We first notice that all values of this type are infinite, since there is no case for the empty array.

Indexes also do not occur within the array data type. The idea of this implementation is that the particular index is implemented as a path within the tree leading to the selected entry. For example, the element with the index zero can be found at the root. The left subtree contains all elements with an odd index and the right subtree contains elements with an even index. The partial arrays in turn have the same structure: you decrement the indexes and divide the result (with integer Division) by two. Again the index zero is in the root, odd values are in the left tree and even values in the right. Overall, this results in the following index distribution of the indexes:

Indexes within a functional array

Indexes within a functional array

This distribution allows an efficient access to all element as follows:

(!) :: Array a -> Int -> a
Entry x odds evens ! n
  | n == 0 = x
  | odd n  = odds  ! m
  | even n = evens ! m
 where
  m = (n-1) `div` 2

If the index is zero, the element is in root position. Otherwise, we descend in the left or right subtree in dependence of the index being odd or even. The next index is obtained by decrementing and bisecting the given index.

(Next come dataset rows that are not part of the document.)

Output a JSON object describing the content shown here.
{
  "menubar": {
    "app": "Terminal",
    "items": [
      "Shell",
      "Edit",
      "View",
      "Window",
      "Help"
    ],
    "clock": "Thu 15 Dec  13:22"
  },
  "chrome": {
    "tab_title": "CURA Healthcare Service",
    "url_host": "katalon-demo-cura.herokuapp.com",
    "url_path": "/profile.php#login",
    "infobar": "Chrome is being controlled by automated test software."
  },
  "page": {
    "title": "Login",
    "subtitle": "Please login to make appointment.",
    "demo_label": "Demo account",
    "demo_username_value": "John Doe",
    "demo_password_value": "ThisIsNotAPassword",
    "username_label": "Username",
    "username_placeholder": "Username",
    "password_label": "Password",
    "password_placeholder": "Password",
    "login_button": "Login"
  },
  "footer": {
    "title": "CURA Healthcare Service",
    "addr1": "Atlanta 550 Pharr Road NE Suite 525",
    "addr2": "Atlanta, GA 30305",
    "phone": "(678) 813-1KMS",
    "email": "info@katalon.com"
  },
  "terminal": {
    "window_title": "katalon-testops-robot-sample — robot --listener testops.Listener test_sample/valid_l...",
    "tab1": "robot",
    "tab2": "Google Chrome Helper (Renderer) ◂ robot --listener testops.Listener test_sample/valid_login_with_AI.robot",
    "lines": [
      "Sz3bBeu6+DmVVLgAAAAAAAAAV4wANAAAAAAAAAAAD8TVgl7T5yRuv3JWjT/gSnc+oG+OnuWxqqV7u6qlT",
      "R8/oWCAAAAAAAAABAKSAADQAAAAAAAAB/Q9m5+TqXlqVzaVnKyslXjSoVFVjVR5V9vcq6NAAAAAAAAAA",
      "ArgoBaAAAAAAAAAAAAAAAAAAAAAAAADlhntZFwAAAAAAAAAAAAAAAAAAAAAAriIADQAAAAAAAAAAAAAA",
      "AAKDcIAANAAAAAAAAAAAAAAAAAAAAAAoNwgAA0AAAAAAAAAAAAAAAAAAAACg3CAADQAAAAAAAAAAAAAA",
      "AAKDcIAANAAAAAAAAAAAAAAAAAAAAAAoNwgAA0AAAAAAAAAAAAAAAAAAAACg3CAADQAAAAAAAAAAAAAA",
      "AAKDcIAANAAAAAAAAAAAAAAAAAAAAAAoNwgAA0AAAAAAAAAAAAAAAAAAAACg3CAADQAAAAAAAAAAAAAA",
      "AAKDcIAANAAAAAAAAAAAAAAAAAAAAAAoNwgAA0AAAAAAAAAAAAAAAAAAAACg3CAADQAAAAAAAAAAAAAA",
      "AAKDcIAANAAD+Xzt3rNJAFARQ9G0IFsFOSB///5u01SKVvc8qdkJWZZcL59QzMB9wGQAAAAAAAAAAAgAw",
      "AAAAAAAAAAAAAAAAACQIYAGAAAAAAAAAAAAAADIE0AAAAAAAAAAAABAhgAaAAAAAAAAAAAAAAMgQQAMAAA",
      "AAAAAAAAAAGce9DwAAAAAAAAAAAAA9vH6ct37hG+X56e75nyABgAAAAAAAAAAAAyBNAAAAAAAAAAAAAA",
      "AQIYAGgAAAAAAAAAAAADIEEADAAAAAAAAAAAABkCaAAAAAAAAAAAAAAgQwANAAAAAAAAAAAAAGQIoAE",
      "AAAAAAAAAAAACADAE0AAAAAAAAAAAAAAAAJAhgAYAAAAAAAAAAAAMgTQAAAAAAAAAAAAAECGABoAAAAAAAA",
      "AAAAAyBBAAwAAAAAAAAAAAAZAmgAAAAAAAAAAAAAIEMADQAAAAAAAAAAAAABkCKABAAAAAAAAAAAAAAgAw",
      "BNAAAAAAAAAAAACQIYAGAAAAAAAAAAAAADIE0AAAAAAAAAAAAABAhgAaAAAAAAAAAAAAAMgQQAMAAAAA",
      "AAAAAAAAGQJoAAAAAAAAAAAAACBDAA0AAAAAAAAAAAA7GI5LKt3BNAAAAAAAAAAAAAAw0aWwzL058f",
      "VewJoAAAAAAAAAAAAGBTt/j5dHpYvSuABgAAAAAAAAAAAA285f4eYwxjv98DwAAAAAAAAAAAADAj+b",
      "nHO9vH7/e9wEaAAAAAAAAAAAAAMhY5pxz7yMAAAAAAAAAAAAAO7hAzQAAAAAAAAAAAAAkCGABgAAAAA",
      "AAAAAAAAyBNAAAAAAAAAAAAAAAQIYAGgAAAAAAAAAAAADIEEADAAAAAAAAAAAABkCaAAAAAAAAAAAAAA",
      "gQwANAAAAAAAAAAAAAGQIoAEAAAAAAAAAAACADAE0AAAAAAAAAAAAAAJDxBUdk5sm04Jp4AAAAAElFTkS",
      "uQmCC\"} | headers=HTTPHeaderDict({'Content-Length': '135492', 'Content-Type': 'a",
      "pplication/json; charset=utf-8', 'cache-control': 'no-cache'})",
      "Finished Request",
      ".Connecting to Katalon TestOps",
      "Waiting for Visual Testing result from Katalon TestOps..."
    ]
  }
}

To access the element in position 9 we descend into the left subtree since 9 is odd. The next index is \((9-1)/2 = 4\). This value is even and we descend into the right subtree and compute the next index as \((4-1)/2 = 1\). Again this index is odd and we descend to the left subtree. Now we are done, since \((1-1)/2 = 0\) and find the value in this entry.

The function for modifying an entry can be implemented in the same way:

update :: Array a -> Int -> a -> Array a
update (Entry x odds evens) n y
  | n == 0 = Entry y odds evens
  | odd n  = Entry x (update odds m y) evens
  | even n = Entry x odds (update evens m y)
 where
  m = (n-1) `div` 2

When descending the array, we construct a new array which contains the modified entry. In contrast to arrays in imperative languages the original array is still available. However, not the whole array is copied (like cloning in imperative languages). Only the path to the modified entry is copied. All other subtrees are shared between the two arrays.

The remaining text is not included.